05/21/2002 11:00PM

It's hard to knock him now


PHILADELPHIA - A few weeks before the Kentucky Derby, somebody asked John Ward if he thought there was any chance we could have a Triple Crown winner this year. The obvious answer was no, since none of the 3-year-olds had really distinguished themselves.

The right answer was Ward's. "Why not?," he said.

Without any great horses in the bunch, this might be the perfect year for a Triple Crown winner.

War Emblem may or may not be a great horse. Time and times will tell us that. But he is clearly the best of this bunch.

War Emblem has only a few problems as he tries to become the 12th Triple Crown winner.

The big colt is now an "everybody'' horse. That's rarely good under any circumstance. That's especially a bad sign because he was a "nobody'' horse three weeks ago.

It's also a little disconcerting that trainer Bob Baffert has gone from understated to overconfident. Still, who can blame him?

Anybody who watched the Preakness has to think War Emblem is going to win the Belmont Stakes. Only those who misunderstood the finish might look elsewhere.

Magic Weisner seemed to be closing fast, but that was a bit of an illusion. War Emblem, after all his battles, was slowing down. What happened after the wire was as important as what happened before it. Once War Emblem caught a glimpse of Magic Weisner, he pulled away again. He won the gallop out to the clubhouse turn by a few lengths. Anybody who thinks the Preakness winner was a tired horse at the finish simply was not paying close enough attention.

No 3-year-old gets Beyers of 112, 114, and 109 in April and May without being very talented. No horse fights off all the challenges War Emblem did without being top class.

Any horse with speed and courage is a major threat to win the Belmont. War Emblem obviously qualifies on both counts.

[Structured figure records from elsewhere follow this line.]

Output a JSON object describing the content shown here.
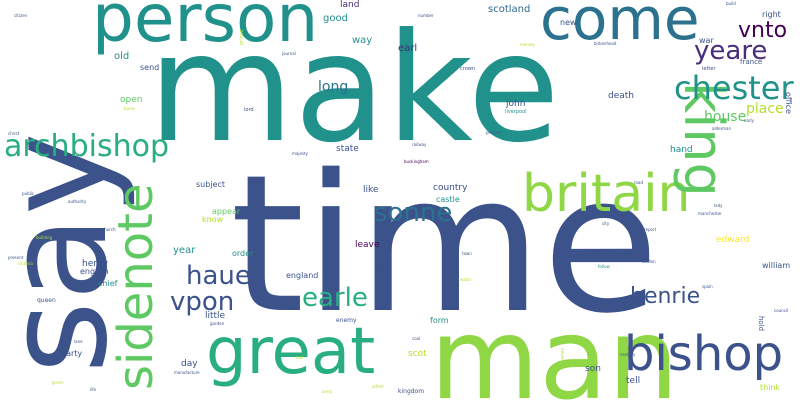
{
  "words": [
    {
      "key": "make",
      "text": "make",
      "color": "#21918c"
    },
    {
      "key": "time",
      "text": "time",
      "color": "#3b528b"
    },
    {
      "key": "say",
      "text": "say",
      "color": "#3b528b"
    },
    {
      "key": "man",
      "text": "man",
      "color": "#8fd744"
    },
    {
      "key": "person",
      "text": "person",
      "color": "#21918c"
    },
    {
      "key": "come",
      "text": "come",
      "color": "#2c728e"
    },
    {
      "key": "great",
      "text": "great",
      "color": "#28ae80"
    },
    {
      "key": "britain",
      "text": "britain",
      "color": "#8fd744"
    },
    {
      "key": "king",
      "text": "king",
      "color": "#5ec962"
    },
    {
      "key": "sidenote",
      "text": "sidenote",
      "color": "#5ec962"
    },
    {
      "key": "bishop",
      "text": "bishop",
      "color": "#3b528b"
    },
    {
      "key": "chester",
      "text": "chester",
      "color": "#21918c"
    },
    {
      "key": "archbishop",
      "text": "archbishop",
      "color": "#28ae80"
    },
    {
      "key": "yeare",
      "text": "yeare",
      "color": "#472d7b"
    },
    {
      "key": "vnto",
      "text": "vnto",
      "color": "#440154"
    },
    {
      "key": "sonne",
      "text": "sonne",
      "color": "#2c728e"
    },
    {
      "key": "haue",
      "text": "haue",
      "color": "#3b528b"
    },
    {
      "key": "vpon",
      "text": "vpon",
      "color": "#3b528b"
    },
    {
      "key": "earle",
      "text": "earle",
      "color": "#28ae80"
    },
    {
      "key": "henrie",
      "text": "henrie",
      "color": "#3b528b"
    },
    {
      "key": "house",
      "text": "house",
      "color": "#5ec962"
    },
    {
      "key": "place",
      "text": "place",
      "color": "#b5de2b"
    },
    {
      "key": "long",
      "text": "long",
      "color": "#2c728e"
    },
    {
      "key": "scotland",
      "text": "scotland",
      "color": "#31688e"
    },
    {
      "key": "way",
      "text": "way",
      "color": "#21918c"
    },
    {
      "key": "earl",
      "text": "earl",
      "color": "#472d7b"
    },
    {
      "key": "good",
      "text": "good",
      "color": "#21918c"
    },
    {
      "key": "land",
      "text": "land",
      "color": "#472d7b"
    },
    {
      "key": "old",
      "text": "old",
      "color": "#21918c"
    },
    {
      "key": "send",
      "text": "send",
      "color": "#3b528b"
    },
    {
      "key": "open",
      "text": "open",
      "color": "#5ec962"
    },
    {
      "key": "john",
      "text": "john",
      "color": "#3b528b"
    },
    {
      "key": "death",
      "text": "death",
      "color": "#3b528b"
    },
    {
      "key": "hand",
      "text": "hand",
      "color": "#21918c"
    },
    {
      "key": "state",
      "text": "state",
      "color": "#3b528b"
    },
    {
      "key": "country",
      "text": "country",
      "color": "#3b528b"
    },
    {
      "key": "like",
      "text": "like",
      "color": "#3b528b"
    },
    {
      "key": "castle",
      "text": "castle",
      "color": "#21918c"
    },
    {
      "key": "subject",
      "text": "subject",
      "color": "#3b528b"
    },
    {
      "key": "appear",
      "text": "appear",
      "color": "#5ec962"
    },
    {
      "key": "know",
      "text": "know",
      "color": "#b5de2b"
    },
    {
      "key": "year",
      "text": "year",
      "color": "#21918c"
    },
    {
      "key": "leave",
      "text": "leave",
      "color": "#440154"
    },
    {
      "key": "edward",
      "text": "edward",
      "color": "#fde725"
    },
    {
      "key": "henry",
      "text": "henry",
      "color": "#3b528b"
    },
    {
      "key": "english",
      "text": "english",
      "color": "#3b528b"
    },
    {
      "key": "england",
      "text": "england",
      "color": "#3b528b"
    },
    {
      "key": "chief",
      "text": "chief",
      "color": "#21918c"
    },
    {
      "key": "order",
      "text": "order",
      "color": "#21918c"
    },
    {
      "key": "little",
      "text": "little",
      "color": "#3b528b"
    },
    {
      "key": "form",
      "text": "form",
      "color": "#21918c"
    },
    {
      "key": "william",
      "text": "william",
      "color": "#3b528b"
    },
    {
      "key": "day",
      "text": "day",
      "color": "#3b528b"
    },
    {
      "key": "scot",
      "text": "scot",
      "color": "#b5de2b"
    },
    {
      "key": "son",
      "text": "son",
      "color": "#3b528b"
    },
    {
      "key": "tell",
      "text": "tell",
      "color": "#3b528b"
    },
    {
      "key": "think",
      "text": "think",
      "color": "#b5de2b"
    },
    {
      "key": "party",
      "text": "party",
      "color": "#3b528b"
    },
    {
      "key": "new",
      "text": "new",
      "color": "#3b528b"
    },
    {
      "key": "right",
      "text": "right",
      "color": "#3b528b"
    },
    {
      "key": "war",
      "text": "war",
      "color": "#3b528b"
    },
    {
      "key": "france",
      "text": "france",
      "color": "#3b528b"
    },
    {
      "key": "office",
      "text": "office",
      "color": "#3b528b"
    },
    {
      "key": "duke",
      "text": "duke",
      "color": "#3b528b"
    },
    {
      "key": "queen",
      "text": "queen",
      "color": "#3b528b"
    },
    {
      "key": "enemy",
      "text": "enemy",
      "color": "#3b528b"
    },
    {
      "key": "hold",
      "text": "hold",
      "color": "#3b528b"
    },
    {
      "key": "kingdom",
      "text": "kingdom",
      "color": "#3b528b"
    },
    {
      "key": "crown",
      "text": "crown",
      "color": "#3b528b"
    },
    {
      "key": "letter",
      "text": "letter",
      "color": "#3b528b"
    },
    {
      "key": "lord",
      "text": "lord",
      "color": "#3b528b"
    },
    {
      "key": "prince",
      "text": "prince",
      "color": "#b5de2b"
    },
    {
      "key": "liverpool",
      "text": "liverpool",
      "color": "#21918c"
    },
    {
      "key": "majesty",
      "text": "majesty",
      "color": "#3b528b"
    },
    {
      "key": "authority",
      "text": "authority",
      "color": "#3b528b"
    },
    {
      "key": "baron",
      "text": "baron",
      "color": "#b5de2b"
    },
    {
      "key": "birkenhead",
      "text": "birkenhead",
      "color": "#3b528b"
    },
    {
      "key": "citizen",
      "text": "citizen",
      "color": "#3b528b"
    },
    {
      "key": "journal",
      "text": "journal",
      "color": "#3b528b"
    },
    {
      "key": "railway",
      "text": "railway",
      "color": "#3b528b"
    },
    {
      "key": "buckingham",
      "text": "buckingham",
      "color": "#440154"
    },
    {
      "key": "prisoner",
      "text": "prisoner",
      "color": "#3b528b"
    },
    {
      "key": "build",
      "text": "build",
      "color": "#3b528b"
    },
    {
      "key": "number",
      "text": "number",
      "color": "#3b528b"
    },
    {
      "key": "city",
      "text": "city",
      "color": "#3b528b"
    },
    {
      "key": "road",
      "text": "road",
      "color": "#3b528b"
    },
    {
      "key": "army",
      "text": "army",
      "color": "#b5de2b"
    },
    {
      "key": "life",
      "text": "life",
      "color": "#3b528b"
    },
    {
      "key": "green",
      "text": "green",
      "color": "#b5de2b"
    },
    {
      "key": "alfred",
      "text": "alfred",
      "color": "#b5de2b"
    },
    {
      "key": "manufacture",
      "text": "manufacture",
      "color": "#3b528b"
    },
    {
      "key": "century",
      "text": "century",
      "color": "#3b528b"
    },
    {
      "key": "coal",
      "text": "coal",
      "color": "#3b528b"
    },
    {
      "key": "spain",
      "text": "spain",
      "color": "#3b528b"
    },
    {
      "key": "ireland",
      "text": "ireland",
      "color": "#b5de2b"
    },
    {
      "key": "follow",
      "text": "follow",
      "color": "#21918c"
    },
    {
      "key": "london",
      "text": "london",
      "color": "#3b528b"
    },
    {
      "key": "report",
      "text": "report",
      "color": "#3b528b"
    },
    {
      "key": "manchester",
      "text": "manchester",
      "color": "#3b528b"
    },
    {
      "key": "lady",
      "text": "lady",
      "color": "#3b528b"
    },
    {
      "key": "alderman",
      "text": "alderman",
      "color": "#3b528b"
    },
    {
      "key": "early",
      "text": "early",
      "color": "#3b528b"
    },
    {
      "key": "council",
      "text": "council",
      "color": "#3b528b"
    },
    {
      "key": "church",
      "text": "church",
      "color": "#3b528b"
    },
    {
      "key": "lane",
      "text": "lane",
      "color": "#3b528b"
    },
    {
      "key": "hall",
      "text": "hall",
      "color": "#b5de2b"
    },
    {
      "key": "public",
      "text": "public",
      "color": "#3b528b"
    },
    {
      "key": "building",
      "text": "building",
      "color": "#b5de2b"
    },
    {
      "key": "present",
      "text": "present",
      "color": "#3b528b"
    },
    {
      "key": "christ",
      "text": "christ",
      "color": "#3b528b"
    },
    {
      "key": "victoria",
      "text": "victoria",
      "color": "#b5de2b"
    },
    {
      "key": "garden",
      "text": "garden",
      "color": "#3b528b"
    },
    {
      "key": "write",
      "text": "write",
      "color": "#3b528b"
    },
    {
      "key": "water",
      "text": "water",
      "color": "#b5de2b"
    },
    {
      "key": "town",
      "text": "town",
      "color": "#3b528b"
    },
    {
      "key": "mersey",
      "text": "mersey",
      "color": "#b5de2b"
    }
  ]
}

What many missed after the Derby was this. Since Winning Colors wired the 1988 Derby, the early leader in the Derby had finished 13th, 16th, 15th, 14th, third, 18th, 16th, 14th, 16th, 17th, eighth, 15th, and eighth. Until War Emblem went all the way.

Any horse who can run through that history and then show an entirely different dimension two weeks later clearly is serious.

Remember all those other "speed'' horses in the Preakness. Other than Menacing Dennis, War Emblem made them all look slow by comparison. That is not to be overlooked.

Wayne Lukas was complaining of traffic problems after the Preakness, saying his two horses (Table Limit and Proud Citizen) were caught wide on the first turn. Well, whose fault was that? Lukas chose outside post positions. He got what he asked for.

Baffert is so sharp right now that he chose post 8 knowing that the other trainers with speed horses would choose to stay outside of War Emblem. They all fell right into the trap.

Under the circumstances, Proud Citizen ran a terrific race. He made a terrific run at War Emblem in the stretch. Would an easier trip for Proud Citizen around the first turn have changed the outcome? I doubt it. War Emblem has had the lead in the stretch six times. He is 6 for 6.

As the Belmont approaches, some will focus on War Emblem's early career. Forget that. It's irrelevant. He has now decisively beaten the horses who finished in front of him in his first life.

In this life, War Emblem has been dominant, winning his three races prior to the Preakness by a combined 21 lengths without ever being behind a horse. His Preakness was dominant in another way. Now, all War Emblem has to do is overcome the fact that for the first time in his life, he looks obvious.